After generating the filtered waveforms, compute for each sweep:

  • M-wave amplitude: RMS in the M-wave window (5–11 ms post-stim) — use the existing amplitude.py function
  • H-wave amplitude: RMS in the H-wave window (24–32 ms post-stim)
  • M-wave peak_to_trough: peak minus trough in window (store this too)
  • H-wave peak_to_trough: peak minus trough in window

Do not use the plateau/M-max detection for the demo — just store the raw per-sweep amplitudes.

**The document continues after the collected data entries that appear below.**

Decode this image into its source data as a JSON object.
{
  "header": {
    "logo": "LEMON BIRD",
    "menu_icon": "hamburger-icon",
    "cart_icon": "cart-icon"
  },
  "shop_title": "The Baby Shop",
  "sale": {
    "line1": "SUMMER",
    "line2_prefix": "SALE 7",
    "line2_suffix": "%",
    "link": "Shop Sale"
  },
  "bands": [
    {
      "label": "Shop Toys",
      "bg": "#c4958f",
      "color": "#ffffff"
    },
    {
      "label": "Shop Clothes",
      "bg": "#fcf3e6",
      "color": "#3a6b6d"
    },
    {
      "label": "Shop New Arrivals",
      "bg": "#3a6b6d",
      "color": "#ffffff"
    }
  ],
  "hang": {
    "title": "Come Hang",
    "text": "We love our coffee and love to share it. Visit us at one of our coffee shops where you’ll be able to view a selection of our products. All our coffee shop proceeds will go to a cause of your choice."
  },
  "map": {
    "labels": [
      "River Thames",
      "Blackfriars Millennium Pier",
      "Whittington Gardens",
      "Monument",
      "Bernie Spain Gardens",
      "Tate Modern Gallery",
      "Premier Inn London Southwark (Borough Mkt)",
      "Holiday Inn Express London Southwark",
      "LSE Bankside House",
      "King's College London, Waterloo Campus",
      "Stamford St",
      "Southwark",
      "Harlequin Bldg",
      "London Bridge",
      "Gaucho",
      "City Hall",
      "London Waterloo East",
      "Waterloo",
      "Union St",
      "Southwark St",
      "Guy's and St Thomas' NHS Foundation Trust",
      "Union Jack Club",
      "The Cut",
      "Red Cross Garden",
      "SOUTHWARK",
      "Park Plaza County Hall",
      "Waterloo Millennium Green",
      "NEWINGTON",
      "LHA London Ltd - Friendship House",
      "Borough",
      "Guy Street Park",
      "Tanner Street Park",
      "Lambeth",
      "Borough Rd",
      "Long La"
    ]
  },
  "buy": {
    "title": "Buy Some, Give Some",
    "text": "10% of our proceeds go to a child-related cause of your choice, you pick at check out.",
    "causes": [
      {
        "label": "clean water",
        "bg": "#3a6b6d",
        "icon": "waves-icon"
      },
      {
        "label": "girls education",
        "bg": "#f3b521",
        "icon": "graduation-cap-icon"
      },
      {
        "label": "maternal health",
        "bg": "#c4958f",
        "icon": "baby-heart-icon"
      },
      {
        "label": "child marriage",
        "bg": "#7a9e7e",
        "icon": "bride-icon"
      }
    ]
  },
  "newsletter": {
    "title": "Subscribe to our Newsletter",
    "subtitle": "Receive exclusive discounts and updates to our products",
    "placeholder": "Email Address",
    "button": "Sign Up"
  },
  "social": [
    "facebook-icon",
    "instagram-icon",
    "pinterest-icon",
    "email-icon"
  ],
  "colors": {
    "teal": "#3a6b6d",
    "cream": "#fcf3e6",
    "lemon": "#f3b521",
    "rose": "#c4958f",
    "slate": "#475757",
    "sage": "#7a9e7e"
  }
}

Output Schema: tools/demo_data.json

Produce exactly this JSON structure (no extra nesting, no deviation):

{
  "meta": {
    "scan_rate": 30000,
    "num_samples": 2400,
    "stim_onset_ms": 10.0,
    "m_window_ms": [5.0, 11.0],
    "h_window_ms": [24.0, 32.0],
    "channel_name": "Tibialis Anterior (Synthetic)",
    "generated_at": "<ISO-8601 timestamp>"
  },
  "recordings": [
    {
      "index": 0,
      "stim_ma": 0.5,
      "time_ms": [/* 2400 floats, 2 decimal places, from 0.0 to 79.97 ms */],
      "emg_mv": [/* 2400 floats, filtered waveform, 5 significant figures */],
      "m_wave": {
        "window_ms": [5.0, 11.0],
        "amplitude_rms_mv": 0.0,
        "amplitude_p2t_mv": 0.0,
        "present": false
      },
      "h_wave": {
        "window_ms": [24.0, 32.0],
        "amplitude_rms_mv": 0.0,
        "amplitude_p2t_mv": 0.0,
        "present": false
      }
    }
    /* ... 34 more recording objects ... */
  ],
  "recruitment_curve": {
    "stim_ma": [/* 35 floats */],
    "m_wave_rms_mv": [/* 35 floats */],
    "h_wave_rms_mv": [/* 35 floats */],
    "m_wave_p2t_mv": [/* 35 floats */],
    "h_wave_p2t_mv": [/* 35 floats */]
  }
}

Encoding rules:

  • time_ms and emg_mv: round to 5 significant figures to keep file size manageable
  • present flag: true if the wave’s amplitude_rms_mv > 0.02 (i.e., above noise floor)
  • Use Python’s json module; do NOT use numpy types directly (call .tolist() on arrays, round(float(x), 5) on scalars)
  • Target file size: under 1.5 MB. If the file exceeds this, reduce num_samples to 1200 (40 ms window, same relative timing) and recalculate accordingly. Update meta to match whatever you choose.
  • Set a fixed random seed (np.random.seed(42)) for reproducibility

Execution & Validation

After writing the script:

  1. Run it: python tools/generate_demo_data.py from the repo root (activate the alv_lab conda environment first)
  2. Verify the output file exists at tools/demo_data.json
  3. Run these validation checks and report the results:
    • File size in KB
    • Number of recordings in the JSON
    • Max M-wave RMS amplitude across all recordings
    • Max H-wave RMS amplitude across all recordings
    • Stimulus intensity at which H-wave is maximum
    • Stimulus intensity at which M-wave first exceeds 0.1 mV RMS (M-threshold)
    • Print the first recording’s emg_mv min and max values (sanity check on filter/noise)
  4. If any validation fails (e.g., H-wave never appears, M-wave never saturates, file > 1.5 MB), fix the synthesis parameters and re-run before reporting results.

Deliverables

Return the following in your response:

  1. The complete source of tools/generate_demo_data.py
  2. The full terminal output from running it (including validation checks)
  3. The complete contents of tools/demo_data.json (paste the entire file — it should be under 1.5 MB)
  4. A brief note on any deviations from this spec (e.g., if you had to adjust physiological parameters to get realistic-looking curves, explain what and why)

The agent consuming this output will use the JSON to build a Plotly.js interactive page and needs the schema to be exactly as specified. Do not invent extra fields or change key names.